I have a much harder time thinking about how giving states access to my information has been harmful for me. I can think of potential harms, if the state started doing religious or ethnic persecution(not trying to diminish the chance of this, but not a problem today) so I'm aware of potential threats. But other than that... What exactly should I be worried about?
The problem is what you say: political and religious prosecution. Not today, but hey, who knows when, given a situation. So it is better they cannot have our data, right? I mean, that is the safe part of the fence.
I am concerned about any actor, as well, but take into account that a state has a huge amount of resources and if they are motivated enough can make your life worse than almost any private actor. It has happened in history, this is not something fictional.
The reach at which a private actor can harm you is much more limited in the general case IMHO.
The problem 90% of cases is the user himself.

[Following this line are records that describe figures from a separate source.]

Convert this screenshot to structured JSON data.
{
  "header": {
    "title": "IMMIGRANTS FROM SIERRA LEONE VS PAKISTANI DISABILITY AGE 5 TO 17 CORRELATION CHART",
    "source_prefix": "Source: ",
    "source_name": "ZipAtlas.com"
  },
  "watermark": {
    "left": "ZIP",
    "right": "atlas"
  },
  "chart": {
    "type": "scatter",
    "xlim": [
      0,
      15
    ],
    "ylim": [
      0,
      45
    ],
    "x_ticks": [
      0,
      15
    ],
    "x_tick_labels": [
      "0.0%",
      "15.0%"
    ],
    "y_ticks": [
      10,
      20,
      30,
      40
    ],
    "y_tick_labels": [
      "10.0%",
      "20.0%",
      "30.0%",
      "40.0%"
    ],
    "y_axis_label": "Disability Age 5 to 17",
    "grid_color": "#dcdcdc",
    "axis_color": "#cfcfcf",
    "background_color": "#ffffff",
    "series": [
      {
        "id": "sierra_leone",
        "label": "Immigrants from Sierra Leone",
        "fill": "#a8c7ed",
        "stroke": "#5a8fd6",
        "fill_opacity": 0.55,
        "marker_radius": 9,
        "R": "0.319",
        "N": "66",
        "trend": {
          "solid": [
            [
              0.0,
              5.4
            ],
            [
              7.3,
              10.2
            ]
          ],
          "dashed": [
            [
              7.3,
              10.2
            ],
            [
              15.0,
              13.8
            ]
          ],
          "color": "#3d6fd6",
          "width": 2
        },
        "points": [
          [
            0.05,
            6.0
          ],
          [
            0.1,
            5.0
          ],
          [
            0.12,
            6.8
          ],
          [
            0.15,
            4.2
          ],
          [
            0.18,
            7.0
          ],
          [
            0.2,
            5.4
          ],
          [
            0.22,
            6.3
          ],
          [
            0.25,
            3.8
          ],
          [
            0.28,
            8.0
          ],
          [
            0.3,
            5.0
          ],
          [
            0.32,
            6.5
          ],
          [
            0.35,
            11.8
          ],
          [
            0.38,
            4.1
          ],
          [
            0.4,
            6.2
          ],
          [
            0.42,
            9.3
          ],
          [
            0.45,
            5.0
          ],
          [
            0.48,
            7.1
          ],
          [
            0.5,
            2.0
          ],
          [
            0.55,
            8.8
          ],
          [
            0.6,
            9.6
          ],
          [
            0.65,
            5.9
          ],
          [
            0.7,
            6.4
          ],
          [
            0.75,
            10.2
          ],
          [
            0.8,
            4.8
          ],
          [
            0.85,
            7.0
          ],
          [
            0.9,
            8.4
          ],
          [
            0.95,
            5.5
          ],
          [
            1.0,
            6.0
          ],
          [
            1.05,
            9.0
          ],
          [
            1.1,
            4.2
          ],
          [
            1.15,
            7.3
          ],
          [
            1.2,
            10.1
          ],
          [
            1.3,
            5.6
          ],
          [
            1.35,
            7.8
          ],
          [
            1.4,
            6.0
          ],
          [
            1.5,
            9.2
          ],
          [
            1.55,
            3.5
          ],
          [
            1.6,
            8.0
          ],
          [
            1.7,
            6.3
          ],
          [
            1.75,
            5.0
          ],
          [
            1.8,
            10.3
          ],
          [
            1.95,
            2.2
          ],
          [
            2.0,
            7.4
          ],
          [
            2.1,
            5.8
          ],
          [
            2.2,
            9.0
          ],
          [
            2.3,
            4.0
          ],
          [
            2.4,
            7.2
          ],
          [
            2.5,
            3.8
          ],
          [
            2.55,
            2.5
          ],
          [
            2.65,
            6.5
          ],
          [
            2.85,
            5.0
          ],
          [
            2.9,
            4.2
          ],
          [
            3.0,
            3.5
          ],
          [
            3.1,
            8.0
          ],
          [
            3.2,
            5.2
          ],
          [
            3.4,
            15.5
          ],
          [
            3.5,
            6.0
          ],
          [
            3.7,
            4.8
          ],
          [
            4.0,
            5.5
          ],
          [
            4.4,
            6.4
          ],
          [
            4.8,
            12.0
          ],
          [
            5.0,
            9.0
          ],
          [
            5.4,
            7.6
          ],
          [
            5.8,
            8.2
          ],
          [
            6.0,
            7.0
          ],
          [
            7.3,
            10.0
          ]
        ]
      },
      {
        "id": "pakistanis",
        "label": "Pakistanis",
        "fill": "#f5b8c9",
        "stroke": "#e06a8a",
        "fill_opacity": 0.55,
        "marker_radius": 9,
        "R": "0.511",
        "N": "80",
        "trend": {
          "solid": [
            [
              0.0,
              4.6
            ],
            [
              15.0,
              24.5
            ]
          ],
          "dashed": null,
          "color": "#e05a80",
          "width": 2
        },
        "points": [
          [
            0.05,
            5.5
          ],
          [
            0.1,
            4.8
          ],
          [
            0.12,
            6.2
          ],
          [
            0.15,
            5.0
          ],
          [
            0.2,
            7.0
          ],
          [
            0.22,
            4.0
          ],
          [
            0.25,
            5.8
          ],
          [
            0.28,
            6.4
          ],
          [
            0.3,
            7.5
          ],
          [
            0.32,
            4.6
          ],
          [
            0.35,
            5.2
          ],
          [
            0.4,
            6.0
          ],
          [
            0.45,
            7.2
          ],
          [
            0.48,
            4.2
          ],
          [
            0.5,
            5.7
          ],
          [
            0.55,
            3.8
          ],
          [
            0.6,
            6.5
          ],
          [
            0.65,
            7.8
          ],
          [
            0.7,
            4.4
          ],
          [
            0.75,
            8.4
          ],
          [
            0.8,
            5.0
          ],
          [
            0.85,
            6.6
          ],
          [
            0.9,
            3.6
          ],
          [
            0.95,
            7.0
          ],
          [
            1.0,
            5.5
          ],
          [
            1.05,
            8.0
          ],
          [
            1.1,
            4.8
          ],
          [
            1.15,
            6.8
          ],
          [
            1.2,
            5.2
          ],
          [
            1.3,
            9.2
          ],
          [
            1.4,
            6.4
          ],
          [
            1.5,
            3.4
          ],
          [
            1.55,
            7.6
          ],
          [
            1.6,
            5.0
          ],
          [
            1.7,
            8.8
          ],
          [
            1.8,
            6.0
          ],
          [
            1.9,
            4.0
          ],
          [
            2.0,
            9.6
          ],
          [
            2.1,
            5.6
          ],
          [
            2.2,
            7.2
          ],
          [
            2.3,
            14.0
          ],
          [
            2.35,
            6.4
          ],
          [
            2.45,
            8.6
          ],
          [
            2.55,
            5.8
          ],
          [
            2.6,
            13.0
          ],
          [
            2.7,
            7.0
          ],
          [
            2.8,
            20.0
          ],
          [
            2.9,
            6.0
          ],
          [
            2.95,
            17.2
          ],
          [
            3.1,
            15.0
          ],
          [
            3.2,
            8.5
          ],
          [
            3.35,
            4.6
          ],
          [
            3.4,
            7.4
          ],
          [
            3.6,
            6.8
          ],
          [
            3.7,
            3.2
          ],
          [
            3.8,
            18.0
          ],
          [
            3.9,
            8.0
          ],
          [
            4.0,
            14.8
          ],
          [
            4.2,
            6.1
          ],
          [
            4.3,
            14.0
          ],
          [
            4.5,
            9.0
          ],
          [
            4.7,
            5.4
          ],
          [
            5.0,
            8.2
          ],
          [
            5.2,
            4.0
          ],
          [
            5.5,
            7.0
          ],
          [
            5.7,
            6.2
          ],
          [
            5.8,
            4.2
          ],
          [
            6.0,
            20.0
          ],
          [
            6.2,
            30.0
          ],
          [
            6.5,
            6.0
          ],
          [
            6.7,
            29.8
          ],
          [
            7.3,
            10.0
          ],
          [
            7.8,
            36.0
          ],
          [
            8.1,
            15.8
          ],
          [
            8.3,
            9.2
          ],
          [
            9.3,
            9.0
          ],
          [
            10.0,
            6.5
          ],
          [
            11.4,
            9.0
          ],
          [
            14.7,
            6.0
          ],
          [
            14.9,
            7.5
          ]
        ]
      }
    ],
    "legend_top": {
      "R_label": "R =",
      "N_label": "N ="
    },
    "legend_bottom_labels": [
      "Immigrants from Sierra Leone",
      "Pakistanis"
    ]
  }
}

Advanced attacks such as spyware-for-hire with zero-days and stuff only affect a minority of users. For the fast majority, the vulnerabilities are much simpler: password reuse/carelessness, malware on other devices (laptop, etc) that also has access to their data, willingly sharing too much information, etc.
You don't need a special phone or hardened OS to defend against that, and users vulnerable to this will remain just as vulnerable regardless of how much hardening there is.
Most people couldn’t grasp the important ramifications even if you walked them through it from first principles. I’m not sure I can despite being very interested in information entropy my whole life.
A lot of people really don’t understand much at all about anything that they don’t constantly see and touch their whole lives. A lot of people truly just live in the moment constantly and use their higher order thinking for social navigation and sex.
I feel like the closest you can come to the dream of a phone that is secure against state actors today would be a google pixel phone running graphene os.
The dream I have is someone making a phone that is purpose-built to be secure against state actors. Unfortunately, this makes very little economic sense, and probably won't happen (maybe if some rich person started a foundation or something?). The phone would need to have pretty restricted functionality and would not be generally appealing to mass market consumers.
As it stands, securing a mass market modern smartphone, even from just remote attacks, is just intractable. We should not bury our heads in the sand and wishfully think that if they just spend a little more money, close a few more bugs, and make the sandboxing a little better, somehow iOS 16 or Android 13 will finally be completely secure against state actors. The set of features being shipped will grow fast enough that security mitigations will not someday 'catch up'.
This is the next best thing! The more we can give users the freedom to lock down their devices, the more the vision of an actual solution comes into view. This is the first step towards perhaps our only hope of solving this someday - applying formal methods and lots of public scrutiny to a small 'trusted code base', and finally telling NSO group to fuck off.
Even this dream may not pan out, but at least we can have hope.